ALVIN QUEEN TRIO Feeling good
Stunt Records
Est-il besoin de présenter Alvin Queen, batteur de légende qui, encouragé par Elvin Jones, a accompagné un soir Coltrane? En sideman ou en leader, il a tourné avec les plus grands Kenny Barron, Horace Silver, Dizzy Gillespie, Nina Simone... dans une carrière de plus de soixante ans.
Pour cet album en leader, il a choisi d’enregistrer en trio-le format classique-un album conçu à l’ancienne, en parfaite synergie avec son pianiste le très doué Carlton Holmes et son contrebassiste Danton Boller qui lui aussi a fait ses preuves.
Le titre Feeling good est une invitation à laquelle on s’abandonne avec plaisir tant le trio sait travailler à sa manière épurée l’héritage de la musique américaine, revoir divers répertoires du jazz, des thèmes de l’American Songbook déployés avec succès sur scène ou dans les films qui sont toujours source d’inspiration.

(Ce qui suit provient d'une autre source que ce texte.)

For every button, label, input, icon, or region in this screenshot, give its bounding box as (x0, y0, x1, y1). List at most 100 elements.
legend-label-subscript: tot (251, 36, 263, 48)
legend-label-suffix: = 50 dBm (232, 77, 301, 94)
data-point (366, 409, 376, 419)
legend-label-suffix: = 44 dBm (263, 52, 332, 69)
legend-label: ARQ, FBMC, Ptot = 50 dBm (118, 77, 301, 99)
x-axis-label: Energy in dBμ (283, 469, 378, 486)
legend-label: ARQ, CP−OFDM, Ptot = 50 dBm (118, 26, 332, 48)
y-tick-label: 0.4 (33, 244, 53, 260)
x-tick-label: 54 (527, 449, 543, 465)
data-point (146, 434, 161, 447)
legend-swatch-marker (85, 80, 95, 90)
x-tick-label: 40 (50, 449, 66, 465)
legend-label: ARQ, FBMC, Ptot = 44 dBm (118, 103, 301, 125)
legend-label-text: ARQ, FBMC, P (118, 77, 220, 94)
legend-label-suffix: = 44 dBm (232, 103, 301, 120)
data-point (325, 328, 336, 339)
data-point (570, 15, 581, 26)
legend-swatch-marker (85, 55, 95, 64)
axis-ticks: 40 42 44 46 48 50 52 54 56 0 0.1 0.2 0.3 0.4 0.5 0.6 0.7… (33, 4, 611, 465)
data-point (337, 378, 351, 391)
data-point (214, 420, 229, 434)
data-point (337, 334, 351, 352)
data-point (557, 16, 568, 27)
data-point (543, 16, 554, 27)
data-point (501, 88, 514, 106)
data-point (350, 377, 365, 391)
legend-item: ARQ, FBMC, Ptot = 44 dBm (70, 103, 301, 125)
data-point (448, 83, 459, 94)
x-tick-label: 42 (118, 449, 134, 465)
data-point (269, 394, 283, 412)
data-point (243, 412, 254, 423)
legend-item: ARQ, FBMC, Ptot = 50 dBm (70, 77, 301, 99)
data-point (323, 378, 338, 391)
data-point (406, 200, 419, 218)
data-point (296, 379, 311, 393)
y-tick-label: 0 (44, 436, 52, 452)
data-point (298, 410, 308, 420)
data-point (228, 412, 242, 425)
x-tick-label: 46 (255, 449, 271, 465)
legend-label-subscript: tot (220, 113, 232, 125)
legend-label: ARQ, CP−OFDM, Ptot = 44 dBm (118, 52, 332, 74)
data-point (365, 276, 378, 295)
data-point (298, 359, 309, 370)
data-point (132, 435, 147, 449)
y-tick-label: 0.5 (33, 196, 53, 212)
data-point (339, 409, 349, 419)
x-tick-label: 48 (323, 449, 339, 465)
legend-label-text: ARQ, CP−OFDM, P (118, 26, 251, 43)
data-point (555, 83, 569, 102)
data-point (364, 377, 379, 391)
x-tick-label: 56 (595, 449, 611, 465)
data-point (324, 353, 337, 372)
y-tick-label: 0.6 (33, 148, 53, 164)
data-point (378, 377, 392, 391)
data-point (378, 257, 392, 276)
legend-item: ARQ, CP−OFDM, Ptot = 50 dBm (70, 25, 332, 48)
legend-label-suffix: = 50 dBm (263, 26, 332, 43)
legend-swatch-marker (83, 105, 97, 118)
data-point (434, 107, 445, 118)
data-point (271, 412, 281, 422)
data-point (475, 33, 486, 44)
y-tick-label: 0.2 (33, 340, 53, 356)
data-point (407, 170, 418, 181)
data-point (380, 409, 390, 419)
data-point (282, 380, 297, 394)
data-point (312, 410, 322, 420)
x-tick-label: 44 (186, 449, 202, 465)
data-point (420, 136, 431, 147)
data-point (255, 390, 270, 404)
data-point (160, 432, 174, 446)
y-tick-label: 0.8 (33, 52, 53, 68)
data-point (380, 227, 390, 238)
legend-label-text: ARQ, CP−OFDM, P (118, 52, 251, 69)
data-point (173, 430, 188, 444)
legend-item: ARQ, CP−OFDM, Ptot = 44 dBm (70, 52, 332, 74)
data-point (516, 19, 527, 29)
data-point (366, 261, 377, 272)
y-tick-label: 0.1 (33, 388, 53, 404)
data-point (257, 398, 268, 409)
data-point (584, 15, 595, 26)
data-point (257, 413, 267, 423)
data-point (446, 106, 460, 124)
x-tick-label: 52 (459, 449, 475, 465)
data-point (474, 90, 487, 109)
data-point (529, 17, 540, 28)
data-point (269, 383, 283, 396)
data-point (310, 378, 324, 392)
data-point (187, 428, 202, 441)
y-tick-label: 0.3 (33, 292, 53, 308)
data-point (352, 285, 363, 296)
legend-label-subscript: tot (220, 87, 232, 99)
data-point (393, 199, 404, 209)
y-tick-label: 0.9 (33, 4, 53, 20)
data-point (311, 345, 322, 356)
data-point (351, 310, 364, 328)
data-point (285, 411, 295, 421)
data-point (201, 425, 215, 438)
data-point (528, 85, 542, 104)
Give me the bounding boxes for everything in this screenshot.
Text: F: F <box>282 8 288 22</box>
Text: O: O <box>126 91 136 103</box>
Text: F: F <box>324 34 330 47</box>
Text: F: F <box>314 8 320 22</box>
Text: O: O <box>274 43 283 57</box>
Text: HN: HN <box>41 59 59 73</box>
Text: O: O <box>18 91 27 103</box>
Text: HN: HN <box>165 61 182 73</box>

Soit un spectre large composé de six chansons sorties de musicals, de quatre de jazzmen dont deux du pianiste Cedar Walton, deux autres issues de B.O de films dont le fameux Love Theme d’Alex North dans le Spartacus de Kubrick et aussi une chanson pop de 1961 devenue un standard de jazz The Night has a thousand eyes dont on se souvient de l’interprétation magistrale de Sonny Rollins.
Ce nouvel album ne changera pas la donne, au champ ouvert mais délimité puisqu’il enjambe une grande partie de l’histoire du jazz, de l’ineffaçable mais toujours émouvant-quand le piano sonne aussi bien, Someone to watch over me de Gershwin (1926 ) à Bleeker Street ( Cedar Walton 1985).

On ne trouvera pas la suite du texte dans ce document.